Marc Cohen leads study finding acupuncture relieves pain in emergency patients

BY Jane Kitchen

Professor Marc Cohen led the study

A large, randomised controlled trial of the use of acupuncture in emergency departments has found the treatment is a safe and effective alternative to pain-relieving drugs for some patients.


Led by professor Marc Cohen of RMIT University in Melbourne, Australia – who is chair of the Global Wellness Institute's World Retreat Study and very involved in the global spa industry – the study found acupuncture was as effective as pain medicine in providing long-term relief for patients who came to emergency in considerable pain.

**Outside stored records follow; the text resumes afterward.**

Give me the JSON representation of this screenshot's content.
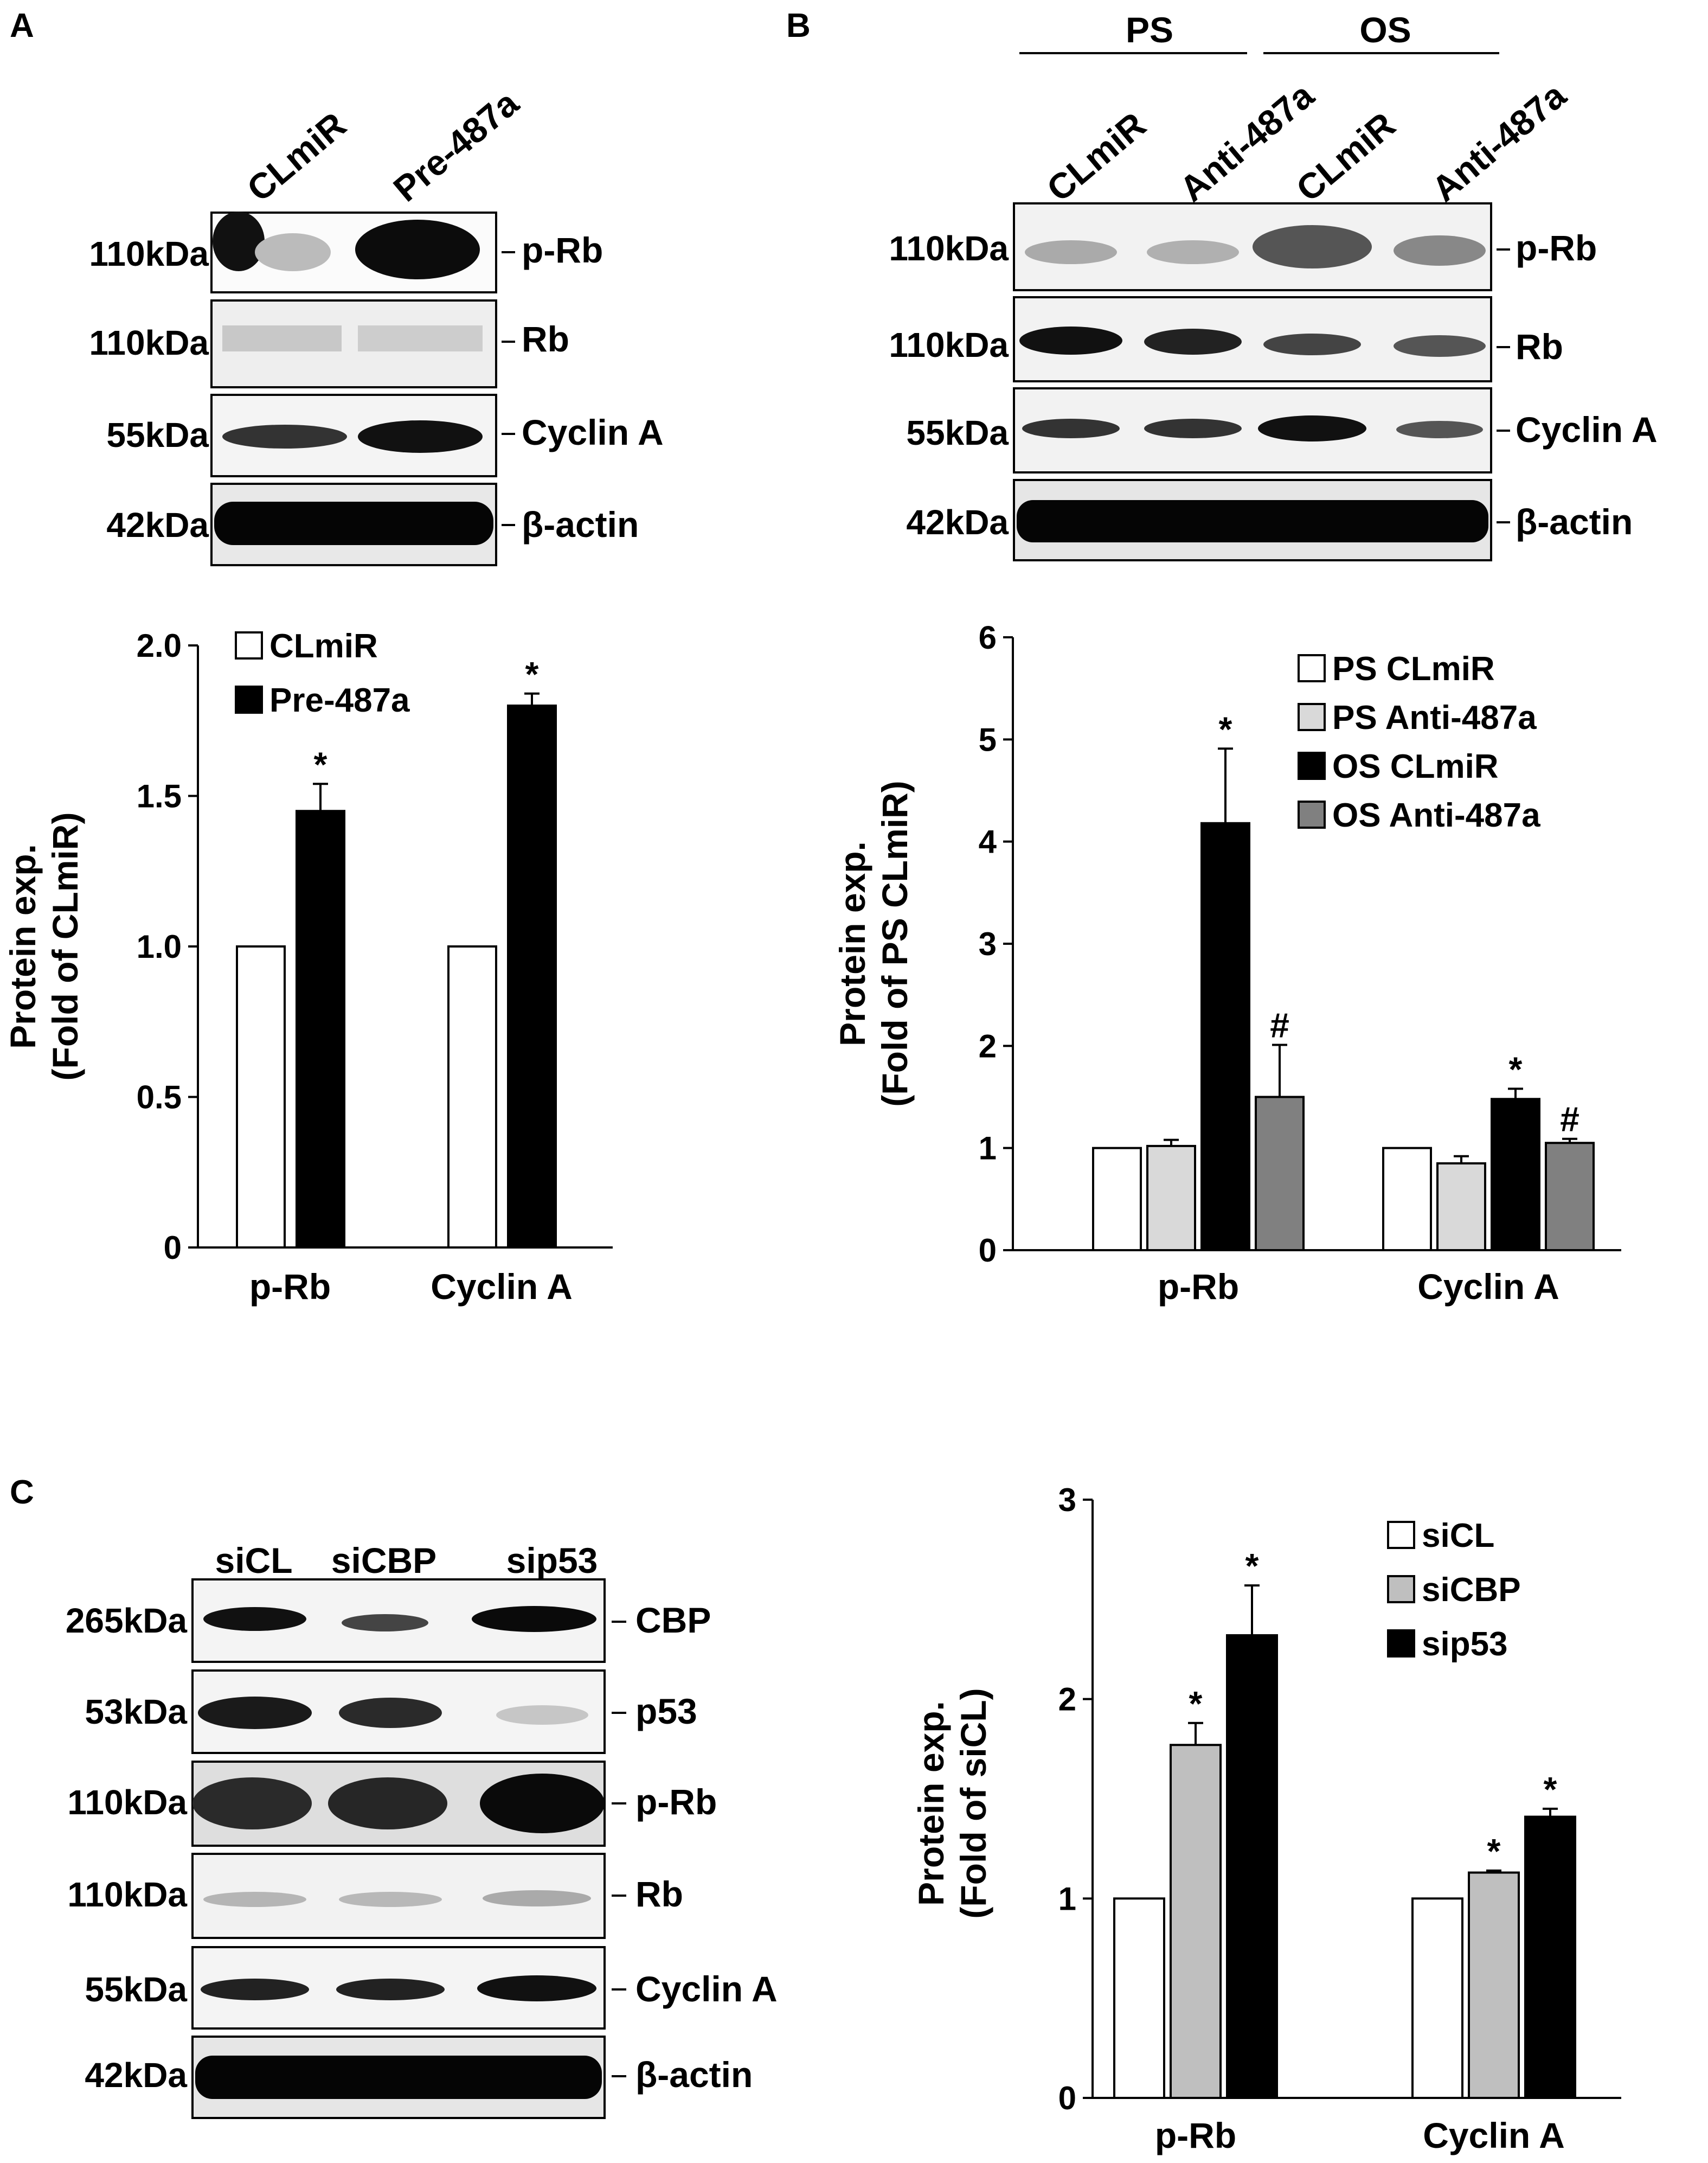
{
  "panels": {
    "A": {
      "letter": "A",
      "lanes": [
        "CLmiR",
        "Pre-487a"
      ],
      "blots": [
        {
          "kda": "110kDa",
          "protein": "p-Rb"
        },
        {
          "kda": "110kDa",
          "protein": "Rb"
        },
        {
          "kda": "55kDa",
          "protein": "Cyclin A"
        },
        {
          "kda": "42kDa",
          "protein": "β-actin"
        }
      ]
    },
    "B": {
      "letter": "B",
      "groups": [
        "PS",
        "OS"
      ],
      "lanes": [
        "CLmiR",
        "Anti-487a",
        "CLmiR",
        "Anti-487a"
      ],
      "blots": [
        {
          "kda": "110kDa",
          "protein": "p-Rb"
        },
        {
          "kda": "110kDa",
          "protein": "Rb"
        },
        {
          "kda": "55kDa",
          "protein": "Cyclin A"
        },
        {
          "kda": "42kDa",
          "protein": "β-actin"
        }
      ]
    },
    "C": {
      "letter": "C",
      "lanes": [
        "siCL",
        "siCBP",
        "sip53"
      ],
      "blots": [
        {
          "kda": "265kDa",
          "protein": "CBP"
        },
        {
          "kda": "53kDa",
          "protein": "p53"
        },
        {
          "kda": "110kDa",
          "protein": "p-Rb"
        },
        {
          "kda": "110kDa",
          "protein": "Rb"
        },
        {
          "kda": "55kDa",
          "protein": "Cyclin A"
        },
        {
          "kda": "42kDa",
          "protein": "β-actin"
        }
      ]
    }
  },
  "chart_data": [
    {
      "panel": "A",
      "type": "bar",
      "categories": [
        "p-Rb",
        "Cyclin A"
      ],
      "ylabel": "Protein exp. (Fold of CLmiR)",
      "ylim": [
        0,
        2.0
      ],
      "yticks": [
        "0",
        "0.5",
        "1.0",
        "1.5",
        "2.0"
      ],
      "legend_position": "top-left",
      "series": [
        {
          "name": "CLmiR",
          "color": "#ffffff",
          "values": [
            1.0,
            1.0
          ],
          "errors": [
            0,
            0
          ],
          "marks": [
            "",
            ""
          ]
        },
        {
          "name": "Pre-487a",
          "color": "#000000",
          "values": [
            1.45,
            1.8
          ],
          "errors": [
            0.09,
            0.04
          ],
          "marks": [
            "*",
            "*"
          ]
        }
      ]
    },
    {
      "panel": "B",
      "type": "bar",
      "categories": [
        "p-Rb",
        "Cyclin A"
      ],
      "ylabel": "Protein exp. (Fold of PS CLmiR)",
      "ylim": [
        0,
        6
      ],
      "yticks": [
        "0",
        "1",
        "2",
        "3",
        "4",
        "5",
        "6"
      ],
      "legend_position": "top-right",
      "series": [
        {
          "name": "PS CLmiR",
          "color": "#ffffff",
          "values": [
            1.0,
            1.0
          ],
          "errors": [
            0,
            0
          ],
          "marks": [
            "",
            ""
          ]
        },
        {
          "name": "PS Anti-487a",
          "color": "#d9d9d9",
          "values": [
            1.02,
            0.85
          ],
          "errors": [
            0.06,
            0.07
          ],
          "marks": [
            "",
            ""
          ]
        },
        {
          "name": "OS CLmiR",
          "color": "#000000",
          "values": [
            4.18,
            1.48
          ],
          "errors": [
            0.73,
            0.1
          ],
          "marks": [
            "*",
            "*"
          ]
        },
        {
          "name": "OS Anti-487a",
          "color": "#808080",
          "values": [
            1.5,
            1.05
          ],
          "errors": [
            0.51,
            0.04
          ],
          "marks": [
            "#",
            "#"
          ]
        }
      ]
    },
    {
      "panel": "C",
      "type": "bar",
      "categories": [
        "p-Rb",
        "Cyclin A"
      ],
      "ylabel": "Protein exp. (Fold of siCL)",
      "ylim": [
        0,
        3
      ],
      "yticks": [
        "0",
        "1",
        "2",
        "3"
      ],
      "legend_position": "top-right",
      "series": [
        {
          "name": "siCL",
          "color": "#ffffff",
          "values": [
            1.0,
            1.0
          ],
          "errors": [
            0,
            0
          ],
          "marks": [
            "",
            ""
          ]
        },
        {
          "name": "siCBP",
          "color": "#bfbfbf",
          "values": [
            1.77,
            1.13
          ],
          "errors": [
            0.11,
            0.01
          ],
          "marks": [
            "*",
            "*"
          ]
        },
        {
          "name": "sip53",
          "color": "#000000",
          "values": [
            2.32,
            1.41
          ],
          "errors": [
            0.25,
            0.04
          ],
          "marks": [
            "*",
            "*"
          ]
        }
      ]
    }
  ]
}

The study, published in the Medical Journal of Australia, involved 528 patients with acute low back pain, migraine or ankle sprains who presented at the emergency departments of four Melbourne hospitals between January 2010 and December 2011.

“While acupuncture is widely used by practitioners in community settings for treating pain, it is rarely used in hospital emergency departments,” said Cohen. “Emergency nurses and doctors need a variety of pain-relieving options when treating patients, given the concerns around opioids such as morphine, which carry the risk of addiction when used long-term.”

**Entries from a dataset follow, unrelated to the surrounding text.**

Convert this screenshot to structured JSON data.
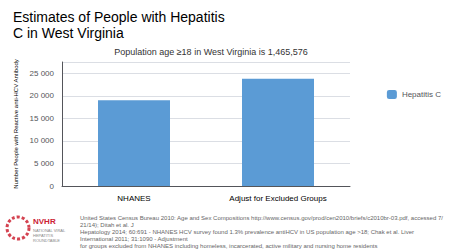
{
  "chart_data": {
    "type": "bar",
    "title": "Estimates of People with Hepatitis\nC in West Virginia",
    "subtitle": "Population age ≥18 in West Virginia is 1,465,576",
    "categories": [
      "NHANES",
      "Adjust for Excluded Groups"
    ],
    "values": [
      19000,
      23800
    ],
    "color": "#5B9BD5",
    "ylabel": "Number People with Reactive anti-HCV Antibody",
    "ylim": [
      0,
      27500
    ],
    "yticks": [
      0,
      {
        "value": 5000,
        "label": "5 000"
      },
      {
        "value": 10000,
        "label": "10 000"
      },
      {
        "value": 15000,
        "label": "15 000"
      },
      {
        "value": 20000,
        "label": "20 000"
      },
      {
        "value": 25000,
        "label": "25 000"
      }
    ],
    "grid": true,
    "legend": "right",
    "series_name": "Hepatitis C",
    "footer": [
      "United States Census Bureau 2010: Age and Sex Compositions http://www.census.gov/prod/cen2010/briefs/c2010br-03.pdf, accessed 7/21/14); Ditah et al. J",
      "Hepatology 2014; 60:691 - NHANES HCV survey found 1.3% prevalence antiHCV in US population age >18; Chak et al. Liver International 2011; 31:1090 - Adjustment",
      "for groups excluded from NHANES including homeless, incarcerated, active military and nursing home residents"
    ],
    "annotations": [
      "NVHR",
      "NATIONAL VIRAL\nHEPATITIS\nROUNDTABLE"
    ]
  }
}
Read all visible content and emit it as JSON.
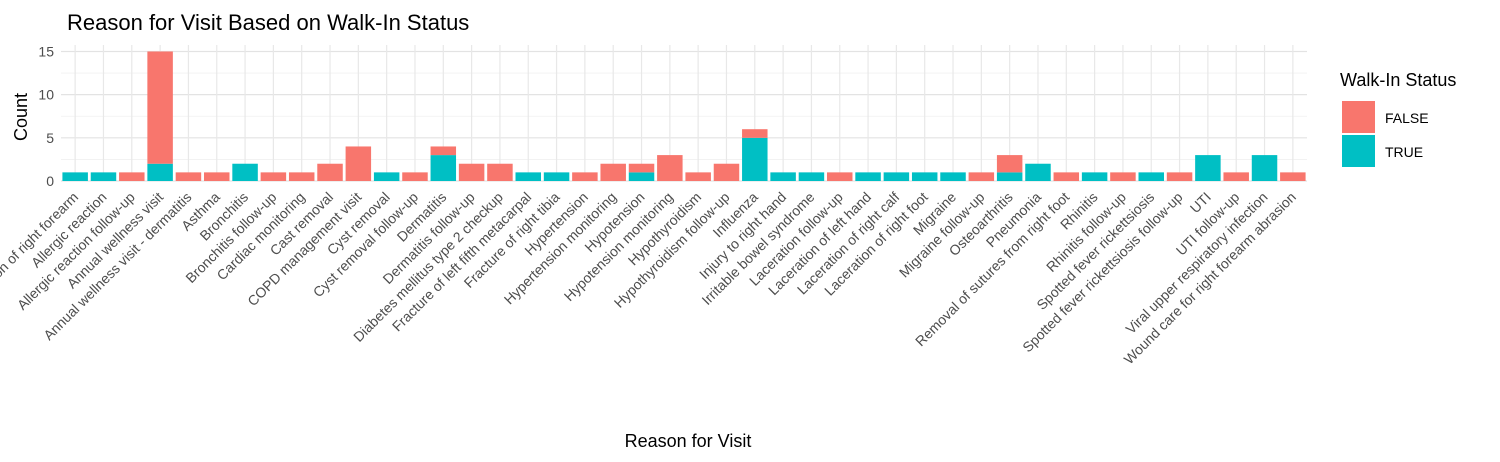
{
  "chart_data": {
    "type": "bar",
    "stacked": true,
    "title": "Reason for Visit Based on Walk-In Status",
    "xlabel": "Reason for Visit",
    "ylabel": "Count",
    "ylim": [
      0,
      15.75
    ],
    "yticks": [
      0,
      5,
      10,
      15
    ],
    "grid": true,
    "legend": {
      "title": "Walk-In Status",
      "placement": "right"
    },
    "categories": [
      "Abrasion of right forearm",
      "Allergic reaction",
      "Allergic reaction follow-up",
      "Annual wellness visit",
      "Annual wellness visit - dermatitis",
      "Asthma",
      "Bronchitis",
      "Bronchitis follow-up",
      "Cardiac monitoring",
      "Cast removal",
      "COPD management visit",
      "Cyst removal",
      "Cyst removal follow-up",
      "Dermatitis",
      "Dermatitis follow-up",
      "Diabetes mellitus type 2 checkup",
      "Fracture of left fifth metacarpal",
      "Fracture of right tibia",
      "Hypertension",
      "Hypertension monitoring",
      "Hypotension",
      "Hypotension monitoring",
      "Hypothyroidism",
      "Hypothyroidism follow-up",
      "Influenza",
      "Injury to right hand",
      "Irritable bowel syndrome",
      "Laceration follow-up",
      "Laceration of left hand",
      "Laceration of right calf",
      "Laceration of right foot",
      "Migraine",
      "Migraine follow-up",
      "Osteoarthritis",
      "Pneumonia",
      "Removal of sutures from right foot",
      "Rhinitis",
      "Rhinitis follow-up",
      "Spotted fever rickettsiosis",
      "Spotted fever rickettsiosis follow-up",
      "UTI",
      "UTI follow-up",
      "Viral upper respiratory infection",
      "Wound care for right forearm abrasion"
    ],
    "series": [
      {
        "name": "FALSE",
        "color": "#F8766D",
        "values": [
          0,
          0,
          1,
          13,
          1,
          1,
          0,
          1,
          1,
          2,
          4,
          0,
          1,
          1,
          2,
          2,
          0,
          0,
          1,
          2,
          1,
          3,
          1,
          2,
          1,
          0,
          0,
          1,
          0,
          0,
          0,
          0,
          1,
          2,
          0,
          1,
          0,
          1,
          0,
          1,
          0,
          1,
          0,
          1
        ]
      },
      {
        "name": "TRUE",
        "color": "#00BFC4",
        "values": [
          1,
          1,
          0,
          2,
          0,
          0,
          2,
          0,
          0,
          0,
          0,
          1,
          0,
          3,
          0,
          0,
          1,
          1,
          0,
          0,
          1,
          0,
          0,
          0,
          5,
          1,
          1,
          0,
          1,
          1,
          1,
          1,
          0,
          1,
          2,
          0,
          1,
          0,
          1,
          0,
          3,
          0,
          3,
          0
        ]
      }
    ]
  }
}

Patients who identified their level of pain as at least 4 on a 10-point scale randomly received one of three types of treatment: acupuncture alone, acupuncture plus pharmacotherapy, or pharmacotherapy alone.

One hour after treatment, less than 40 per cent of patients across all three groups felt any significant pain reduction (two or more points), but 48 hours later, the vast majority found their treatment acceptable, with 82.8 per cent of acupuncture-only patients saying they would probably or definitely repeat their treatment. This is compared with 80.8 in the combined group, and 78.2 per cent in the pharmacotherapy-only group.

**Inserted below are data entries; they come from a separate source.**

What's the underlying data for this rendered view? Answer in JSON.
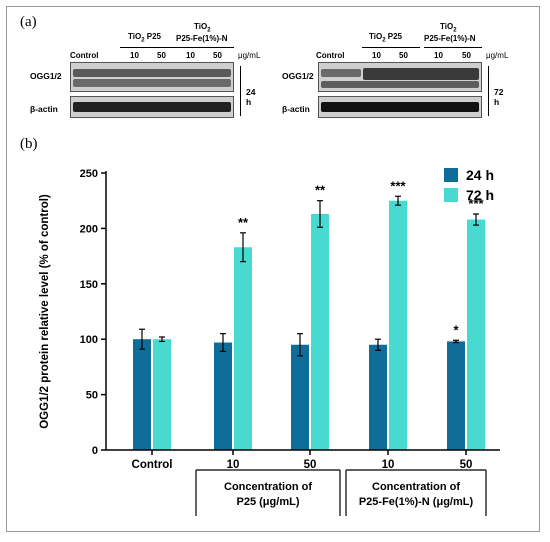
{
  "panel_labels": {
    "a": "(a)",
    "b": "(b)"
  },
  "blot": {
    "left": {
      "col_control": "Control",
      "group1_line1": "TiO",
      "group1_sub": "2",
      "group1_line2": " P25",
      "group2_line1": "TiO",
      "group2_sub": "2",
      "group2_line2": "P25-Fe(1%)-N",
      "doses": [
        "10",
        "50",
        "10",
        "50"
      ],
      "unit": "μg/mL",
      "row1": "OGG1/2",
      "row2": "β-actin",
      "time": "24 h"
    },
    "right": {
      "col_control": "Control",
      "group1_line1": "TiO",
      "group1_sub": "2",
      "group1_line2": " P25",
      "group2_line1": "TiO",
      "group2_sub": "2",
      "group2_line2": "P25-Fe(1%)-N",
      "doses": [
        "10",
        "50",
        "10",
        "50"
      ],
      "unit": "μg/mL",
      "row1": "OGG1/2",
      "row2": "β-actin",
      "time": "72 h"
    }
  },
  "colors": {
    "series_24h": "#0f6d99",
    "series_72h": "#48d9d1"
  },
  "chart_data": {
    "type": "bar",
    "ylabel": "OGG1/2 protein relative level (% of control)",
    "ylim": [
      0,
      250
    ],
    "yticks": [
      "0",
      "50",
      "100",
      "150",
      "200",
      "250"
    ],
    "categories": [
      "Control",
      "10",
      "50",
      "10",
      "50"
    ],
    "series": [
      {
        "name": "24 h",
        "values": [
          100,
          97,
          95,
          95,
          98
        ],
        "errors": [
          9,
          8,
          10,
          5,
          1
        ],
        "significance": [
          "",
          "",
          "",
          "",
          "*"
        ]
      },
      {
        "name": "72 h",
        "values": [
          100,
          183,
          213,
          225,
          208
        ],
        "errors": [
          2,
          13,
          12,
          4,
          5
        ],
        "significance": [
          "",
          "**",
          "**",
          "***",
          "***"
        ]
      }
    ],
    "group_labels": [
      {
        "line1": "Concentration of",
        "line2": "P25 (μg/mL)"
      },
      {
        "line1": "Concentration of",
        "line2": "P25-Fe(1%)-N (μg/mL)"
      }
    ],
    "legend_position": "top-right"
  }
}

Cohen said the study has shown acupuncture is a viable alternative, and would be especially beneficial for patients who are unable to take standard pain-relieving drugs because of other medical conditions.

But, he said, “it’s clear we need more research overall to develop better medical approaches to pain management, as the study also showed patients initially remained in some pain, no matter what treatment they received.”